I’m going to disagree on “THERE IS NOTHING IN LIFE WORSE THAN PICKING PEAS!!” Picking Black Berries is far far far worse, think peas with barb wire. Ah the fun of summers.

You article was hijacked or plagerized without citing you as a source by Dale Day of Las Vegas posting as lvcabbie on a Las Vegas board. Here is the thread where he plagerized your work.

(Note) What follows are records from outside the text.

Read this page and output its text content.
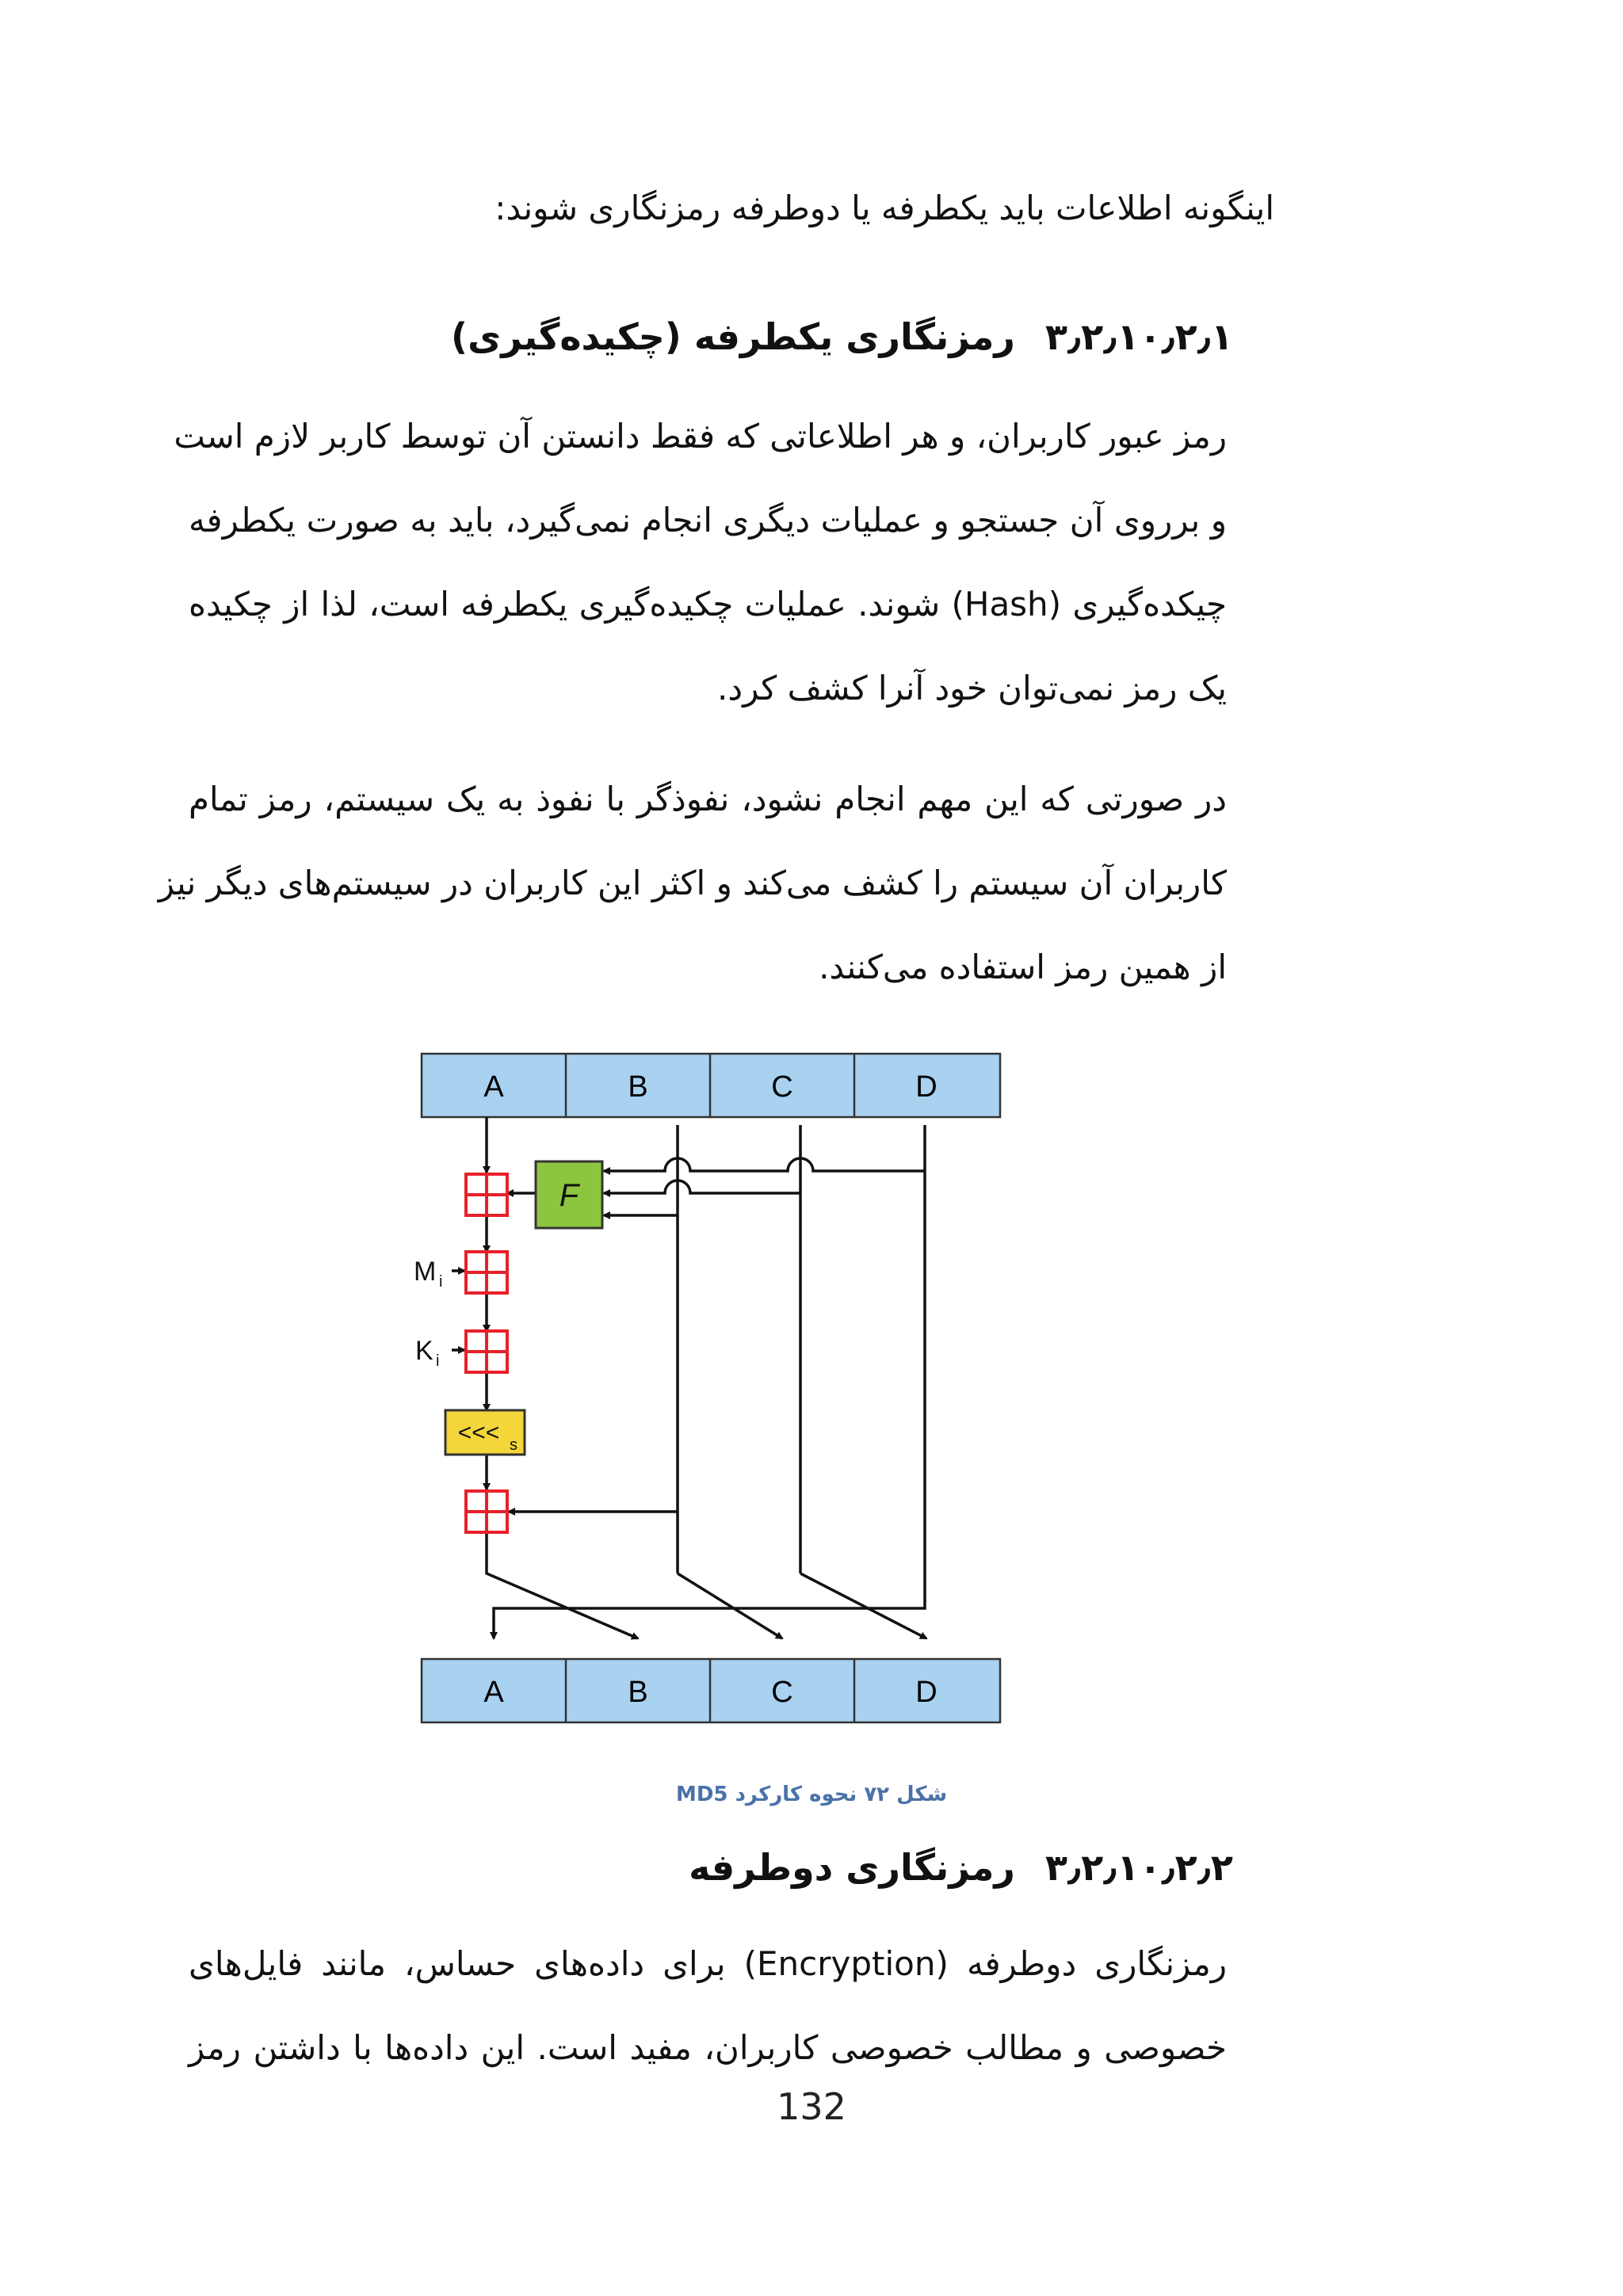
اینگونه اطلاعات باید یکطرفه یا دوطرفه رمزنگاری شوند:

۳٫۲٫۱۰٫۲٫۱رمزنگاری یکطرفه (چکیده‌گیری)
رمز عبور کاربران، و هر اطلاعاتی که فقط دانستن آن توسط کاربر لازم است
و برروی آن جستجو و عملیات دیگری انجام نمی‌گیرد، باید به صورت یکطرفه
چیکده‌گیری (Hash) شوند. عملیات چکیده‌گیری یکطرفه است، لذا از چکیده
یک رمز نمی‌توان خود آنرا کشف کرد.
در صورتی که این مهم انجام نشود، نفوذگر با نفوذ به یک سیستم، رمز تمام
کاربران آن سیستم را کشف می‌کند و اکثر این کاربران در سیستم‌های دیگر نیز
از همین رمز استفاده می‌کنند.
A	B	C	D
F
<<< s
M i
K i
A	B	C	D
شکل ۷۲ نحوه کارکرد MD5
۳٫۲٫۱۰٫۲٫۲رمزنگاری دوطرفه
رمزنگاری دوطرفه (Encryption) برای داده‌های حساس، مانند فایل‌های
خصوصی و مطالب خصوصی کاربران، مفید است. این داده‌ها با داشتن رمز
132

http://eforum.reviewjournal.com/lv/showthread.php?p=882723#post882723
Since the Las Vegas Review Journal liked to sue for stealing their copyrighted material maybe you have a case.

CJ
what took you so long to give us that jewel, I love it. my friends, my BEST FRIENDS, HAVE A FARM,
AS FAR BACK as other generation of immigrants in the 1800, this farm has been GIVEN to the older son when one die, they know it and no one make a fuss to challenge that law made by the first GERMAN immigrant,
if one never get close to a family of farmer, he or she has lost so much of that mentality
which are full of WISDOM, I feel the deep knowledge they acquired so young from their ancestors down to
their own added touch, I also feel so priviledge to have their liking me, because they just don’t spread their likeness to anyone whom they don’t know, and they invite me to their fall bounty, where they make the best home grown pumkin pies, the best of their own grown sukini jam gold as the metal itself, and they work and are being help by their brothers and sons as one unit, picking the hay at one place and then get their help for their own chore, it is so different to notice as oppose to big city living
where I was raise, that to each his own, and don’t trust the neighbord mentality with good reason,
because the big city are growing so fast and you see strange people wearing their sheets and looking at you as if you’re the stranger,
give me MY now small town any time, and MY friends who work on their FARM AND SO PROUD TO BE THE OWNER of their pasture, of their old house heated by wood giving such a nice scent in the winter,
they work so hard, and when I buy some of their product, it become a treasure for me also
don’t expect me to waste any food I get from them, the beef is the best meat I ate, they are raise with love, and they have the same tenderness,
thank you CJ, HOPE YOUR WIFE WILL WANT WHAT YOU WISH FOR, BECAUSE YOU EARNED IT,
AND DESERVE IT, I’M SURE SHE WILL GIVE YOU THE BEST OF HER LOVE. SHE IS ALSO A HERO FOR WAITING FOR YOUR RETURN.